L’article du journaliste Luiz Antonio Magalhães, paru en 2009 sur le site de l’Observatorio da Imprensa (observatoire de la presse brésilien) est vraiment très éclairant à ce sujet. Il évoque l’exemple de José Sarney, affilié au Parti du mouvement démocratique brésilien [3], ancien président du Brésil (1985-1990) puis président du Sénat fédéral (2009 – 2013)… et dont la famille possède tout un réseau de télécommunications dans l’État du Maranhão, mis à profit pour affaiblir ses rivaux au niveau politique.

Pour comprendre les mécanismes du coronelismo eletrônico, il est intéressant de revenir en arrière et à son étymologie. Le concept de coronelismo est issu du terme « coronel » (colonel en français). C’est une pratique vraiment ancrée dans le système politique, social, économique et culturel brésilien, caractéristique de la fin du XIXème siècle et des premières années de la Vieille République [4]. Elle est liée à la participation croissante des grands propriétaires terriens dans la vie politique du pays : les membres de cette oligarchie agroexportatrice ont reçu des distinctions (d’où le terme de colonel) en échange de leur fidélité à l’Empire du Brésil puis à la République, et de leur contribution au maintien de l’ordre social.

À l’échelle locale, cela donnait une situation où des colonels avaient le contrôle des forces de police, s’en servaient pour assurer leurs intérêts privés et employaient la force pour influencer les élections dès les débuts de la Vieille République. Le coronelismo se base donc sur un système qui allie clientélisme, corruption et copinage, et qui a vraiment permis la conservation du pouvoir politique entre les mains des mêmes grandes familles, jusqu’à l’essor de nouvelles forces politiques, dans les années 1920- 1930.

Il est possible de voir dans les actuels empires médiatiques une sorte de métaphore de cette continuité du système impérial. (...)

Il existe cependant des législations interdisant, notamment aux candidats aux élections, d’être détenteurs de médias…

Il existe en effet des textes législatifs au Brésil qui ont pour objectif de contrer les effets pervers de la possession des moyens de communication par des personnalités politiques de premier plan. Le problème c’est que cette législation, et par voie de conséquence, la liberté de la presse et de la démocratie, sont systématiquement bafouées ; le gouvernement fédéral ne met pas en place de politique de contrôle pour faire appliquer la loi. (...)
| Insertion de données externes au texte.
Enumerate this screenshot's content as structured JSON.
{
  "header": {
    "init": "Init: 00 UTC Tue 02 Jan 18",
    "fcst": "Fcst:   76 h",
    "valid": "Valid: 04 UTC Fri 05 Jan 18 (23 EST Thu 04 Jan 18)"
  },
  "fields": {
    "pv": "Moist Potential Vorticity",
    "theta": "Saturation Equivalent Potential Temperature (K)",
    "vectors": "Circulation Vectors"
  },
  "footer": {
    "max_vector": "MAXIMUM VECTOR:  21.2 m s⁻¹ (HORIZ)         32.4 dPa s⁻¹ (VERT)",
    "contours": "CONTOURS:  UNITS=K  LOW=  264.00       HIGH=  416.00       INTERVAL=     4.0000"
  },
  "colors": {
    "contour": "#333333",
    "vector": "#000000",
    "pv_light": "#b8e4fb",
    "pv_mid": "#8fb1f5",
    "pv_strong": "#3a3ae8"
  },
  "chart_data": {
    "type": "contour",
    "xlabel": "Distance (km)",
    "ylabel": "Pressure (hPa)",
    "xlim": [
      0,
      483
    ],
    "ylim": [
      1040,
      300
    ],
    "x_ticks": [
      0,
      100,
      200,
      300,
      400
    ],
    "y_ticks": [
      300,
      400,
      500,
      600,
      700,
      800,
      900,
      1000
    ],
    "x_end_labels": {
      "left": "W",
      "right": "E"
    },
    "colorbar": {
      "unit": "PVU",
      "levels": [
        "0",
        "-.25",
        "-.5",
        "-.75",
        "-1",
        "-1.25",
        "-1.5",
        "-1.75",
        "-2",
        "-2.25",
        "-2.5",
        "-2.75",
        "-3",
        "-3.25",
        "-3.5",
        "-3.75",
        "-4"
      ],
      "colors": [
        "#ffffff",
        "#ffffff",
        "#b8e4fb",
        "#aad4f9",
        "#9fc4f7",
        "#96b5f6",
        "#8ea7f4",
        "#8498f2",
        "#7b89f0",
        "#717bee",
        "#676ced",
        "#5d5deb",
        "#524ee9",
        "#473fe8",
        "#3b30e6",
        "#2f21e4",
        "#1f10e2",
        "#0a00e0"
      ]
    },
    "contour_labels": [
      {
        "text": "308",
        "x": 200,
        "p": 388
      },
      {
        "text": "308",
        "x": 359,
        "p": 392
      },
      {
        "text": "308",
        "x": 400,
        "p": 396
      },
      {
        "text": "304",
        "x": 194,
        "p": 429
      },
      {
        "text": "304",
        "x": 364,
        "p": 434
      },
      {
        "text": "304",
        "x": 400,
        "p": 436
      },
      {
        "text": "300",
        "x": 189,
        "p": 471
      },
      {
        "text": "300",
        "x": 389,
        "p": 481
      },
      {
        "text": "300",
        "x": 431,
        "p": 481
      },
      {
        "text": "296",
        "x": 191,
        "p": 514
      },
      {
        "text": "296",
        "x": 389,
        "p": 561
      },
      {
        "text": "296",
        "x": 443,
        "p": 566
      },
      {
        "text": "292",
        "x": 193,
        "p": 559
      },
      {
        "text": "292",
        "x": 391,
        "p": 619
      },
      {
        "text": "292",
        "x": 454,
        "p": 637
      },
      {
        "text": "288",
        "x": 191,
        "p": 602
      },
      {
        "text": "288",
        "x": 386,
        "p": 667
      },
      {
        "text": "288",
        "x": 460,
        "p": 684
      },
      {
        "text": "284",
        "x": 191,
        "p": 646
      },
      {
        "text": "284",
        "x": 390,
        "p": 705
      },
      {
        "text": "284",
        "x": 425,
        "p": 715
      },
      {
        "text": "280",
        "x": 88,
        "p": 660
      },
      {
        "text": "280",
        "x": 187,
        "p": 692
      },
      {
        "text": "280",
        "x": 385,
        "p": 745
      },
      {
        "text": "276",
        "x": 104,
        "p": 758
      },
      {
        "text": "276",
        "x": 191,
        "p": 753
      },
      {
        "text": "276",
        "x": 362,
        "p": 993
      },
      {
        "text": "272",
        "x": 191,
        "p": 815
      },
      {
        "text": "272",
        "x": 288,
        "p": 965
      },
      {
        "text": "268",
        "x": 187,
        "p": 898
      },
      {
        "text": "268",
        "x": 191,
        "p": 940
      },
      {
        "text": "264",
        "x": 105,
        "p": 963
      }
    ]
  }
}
Le collectif Intervozes, qui essaie de rendre effectif le droit à la communication publique au Brésil, estimait ainsi en 2014 pour les chaines de télévision, que la Band revendait 19% de sa programmation, la Record, 21%, la Rede TV, 50%, etc [6]. Ces espaces sont revendus à des entreprises privées ou, en majorité, à des églises, ce qui pose réellement un problème en termes de démocratie et d’accès à l’information. Cette loi 4117 de 1962 prévoit enfin l’interdiction de l’utilisation des stations de radio à des fins de propagande politique, une interdiction bafouée à l’échelle locale par la pratique du coronelismo. Il existe ainsi de nombreuses pratiques qui sont complètement contraires à la législation. (...)

En réaction à cette tentative de privatisation (contraire à la Constitution qui prévoit et garantit la coexistence de secteurs médiatiques public et privé, administrés au niveau des Etats fédérés) on a vu se renforcer un front en défense de l’EBC, réunissant des organisations de la société civile et des syndicats de l’entreprise. (...)

Ce front de défense, constitué récemment, s’élève aussi contre de nombreuses fausses nouvelles qui ont été diffusées pour jeter le discrédit sur l’EBC, et sur tout le système médiatique public en général. Il s’insurge contre les arguments employés pour justifier la privatisation, comme l’instrumentalisation par le gouvernement d’un prétendu déficit, alors qu’il s’agit d’une institution publique censée être financée par des fonds publics et n’ayant donc pas l’objectif de rentabilité d’une entreprise privée. Dans ce contexte, parler de déficit prend beaucoup moins de sens. (...)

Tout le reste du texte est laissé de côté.